In the current situation of significant supply-demand divergence, it is difficult for the DMC market to improve transactions, and there is still a tug of war in some areas. It is expected that upstream and downstream enterprises will enter the order digestion stage in the short term, and DMC prices may remain stable this week.
Cost side: On the supply side, with the support of electricity pricing policies, the northern region is expected to experience capacity growth, while the southwestern region is approaching a dry season with limited resumption of production, resulting in an overall loose supply side. On the demand side, the expected production limit for polysilicon in September has reduced the demand for industrial silicon; In terms of organic silicon, downstream demand has shown average performance, and under the poor profit recovery, individual factories have synchronously contracted their demand for industrial silicon.
Overall, benefiting from the anti involution policy, the spot price of industrial silicon futures has increased. However, due to the drag of demand, the upward space of spot prices is limited. Currently, the stable price range is 9600-10100 yuan/ton, while futures continue to be affected by macro positive factors. In addition, there have been recent reports of polysilicon storage and capacity reduction, which have led to strong short-term expectations and boosted the price of industrial silicon. Yesterday, the closing price of the main contract Si2511 was 8800 yuan/ton, continuing to rise by 75%. Looking ahead, with limited macro support and weak fundamentals, the short-term industrial silicon market continues to fluctuate.
In terms of operating rate: As time progresses, the feedback from new orders continues to be poor, and an operating rate of over 70% has led to supply pressure in the DMC market.
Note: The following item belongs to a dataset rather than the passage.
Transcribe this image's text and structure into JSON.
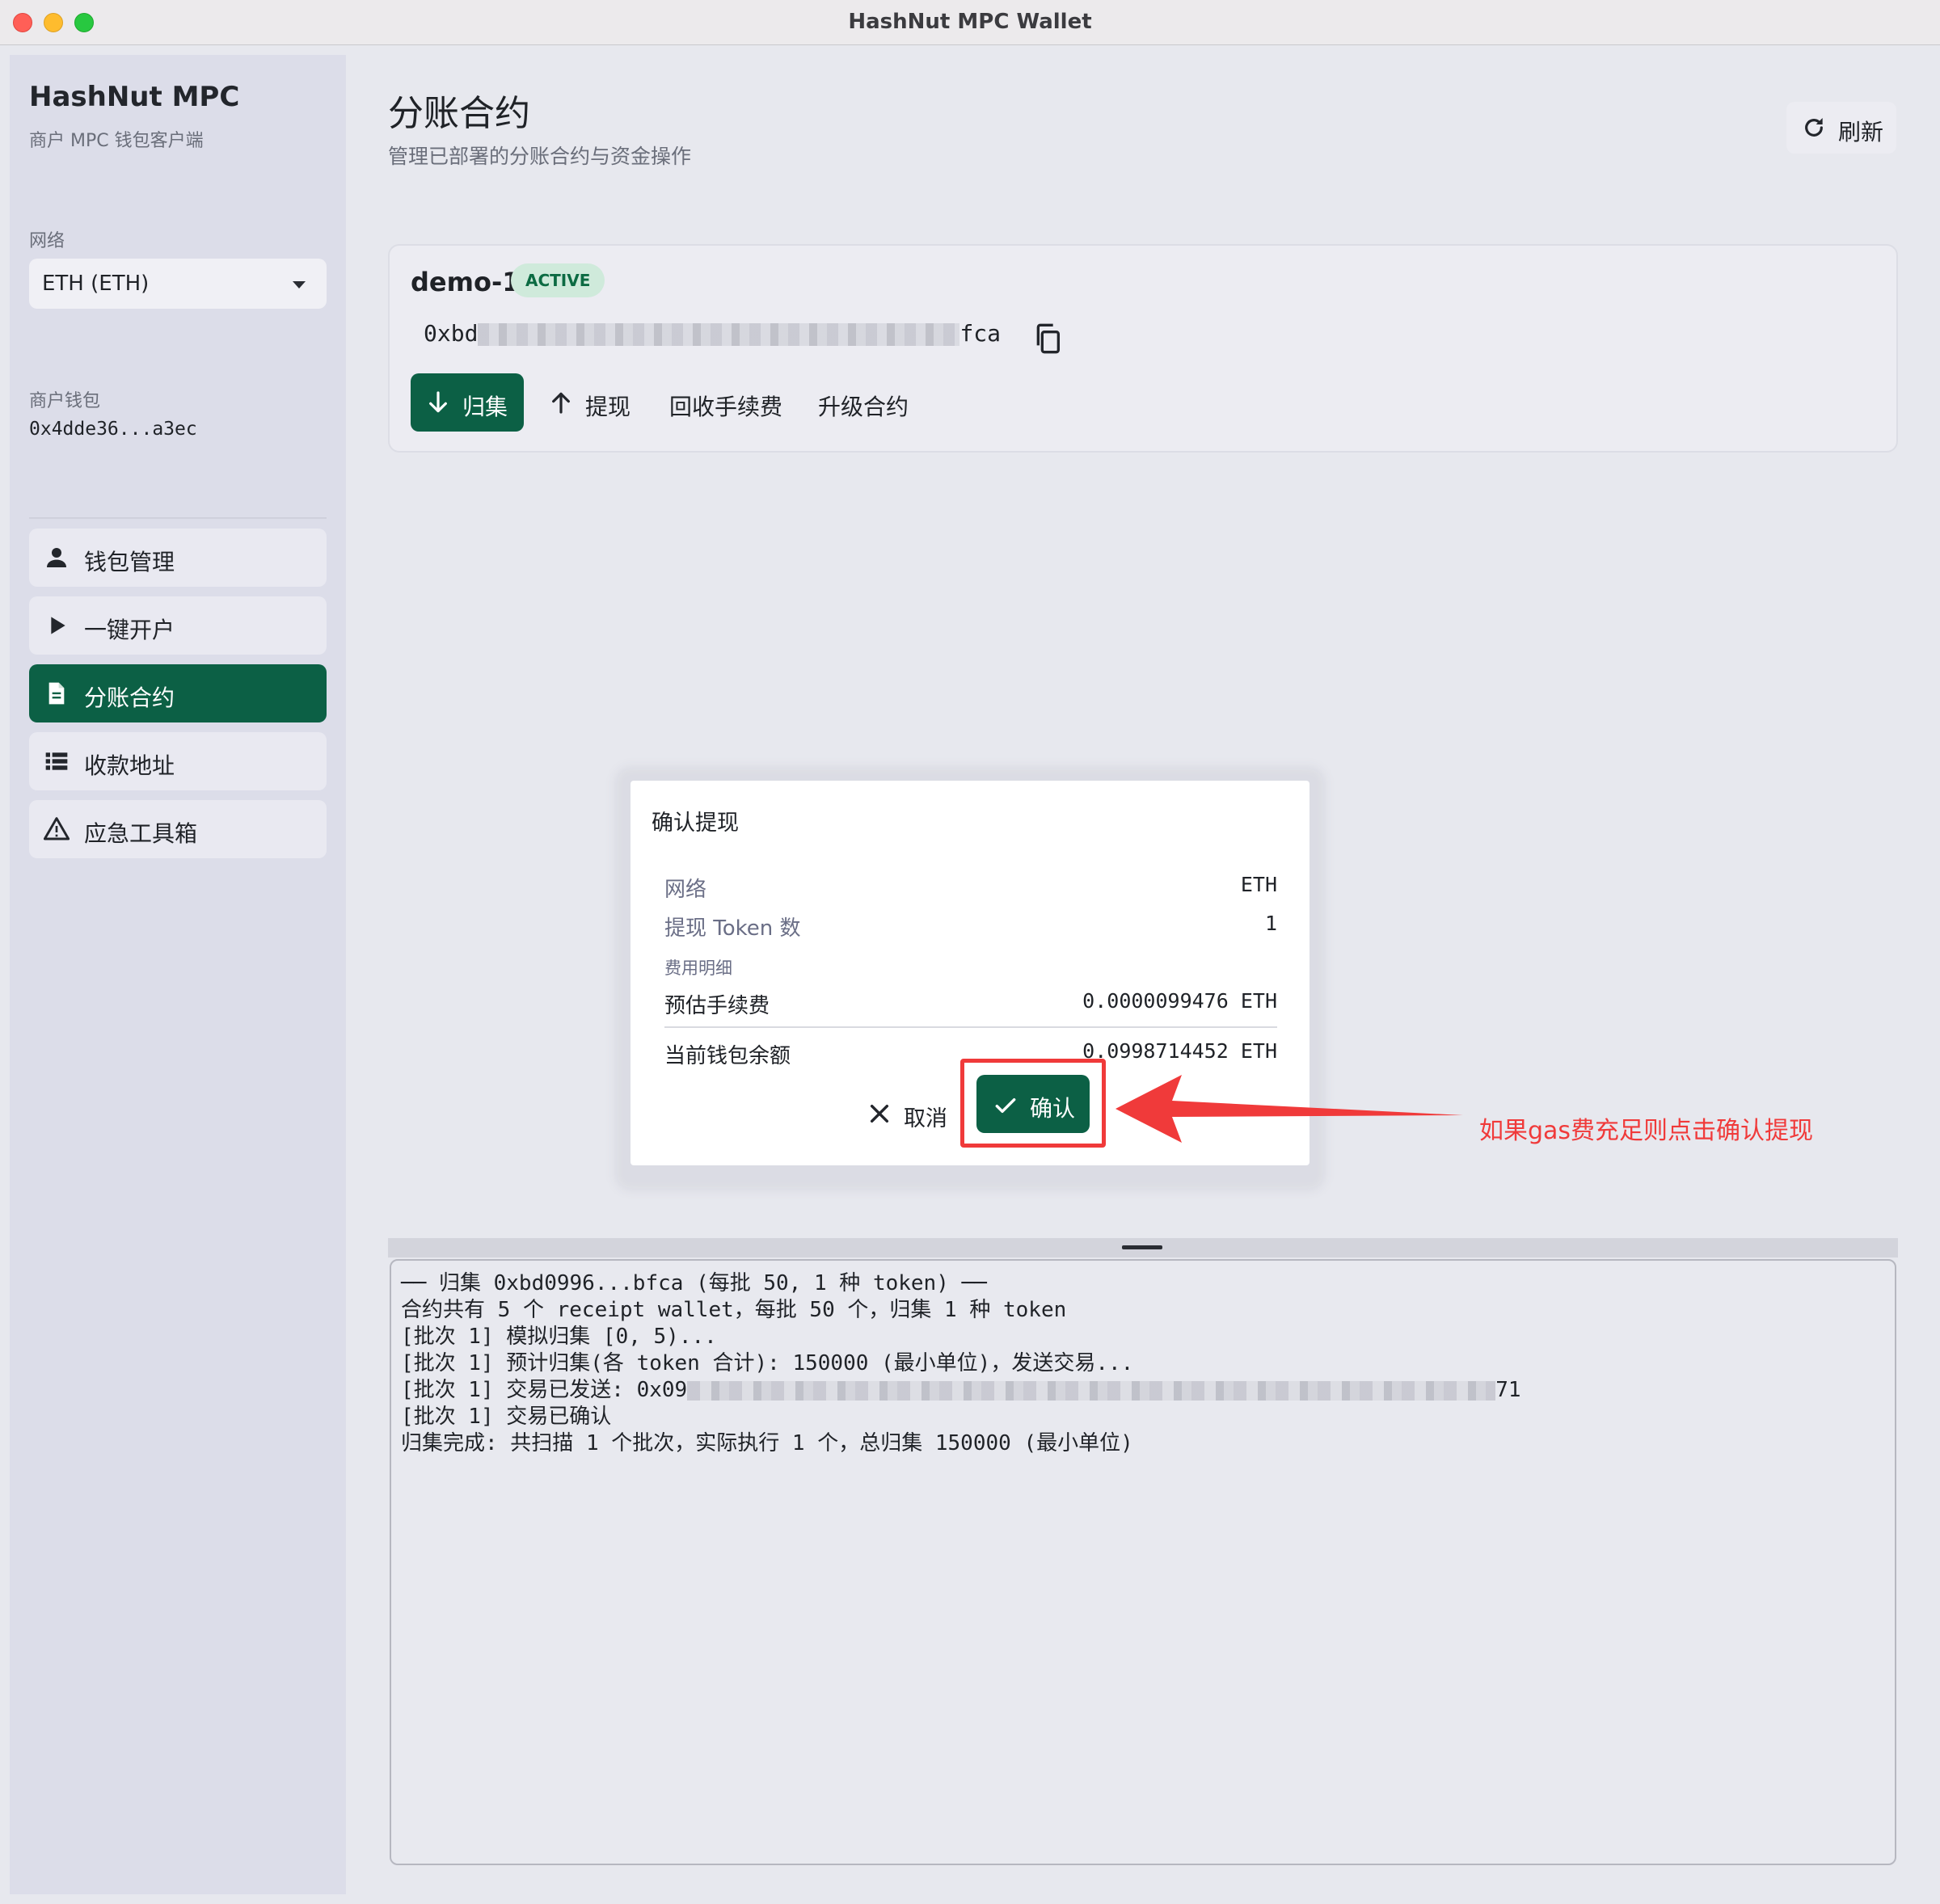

Some individual factories have already accumulated inventory, and in order to avoid expanding losses, some individual units may enter maintenance in the later part of the year. Next, we need to pay close attention to the operating rate of individual units.
On the demand side: Under the call for anti involution, the market has been boosted to some extent, but in the short term, it is difficult to quickly implement the positive aspects. Currently, terminal orders are still few and far between. In addition, under the pressure of losses in the first half of the year, most silicon companies actively reduced their burdens, and the speed of digesting upstream raw materials has slowed down synchronously. The situation of oversupply in the market has intensified. At the same time, in the situation of poor shipment, middle and downstream enterprises are cautious in stocking their essential needs. Even though the National Day Golden Week is approaching and there may be a round of essential needs stocking before the holiday, most enterprises are bearish and wait-and-see, and it is expected that their pre holiday layout will also decrease. Negotiations on transactions are deadlocked with upstream enterprises.
Overall, although the current macroeconomic favorable policies continue to push forward, the traditional peak season has not yet recovered, leading to unstable market confidence. In addition, the previous period of low price competition resulted in severe losses. Currently, upstream and downstream enterprises are stabilizing their operations, making it difficult to initiate a new round of competition in the short term. In short, the organic silicon market presents a complex and unpredictable situation under the interweaving of multiple factors. In this situation, upstream and downstream enterprises are cautious and deadlocked with each other. It is expected that the supply and demand market will tend to be tightly balanced in the future, and enterprises will digest inventory to wait for clearer signals or turning points.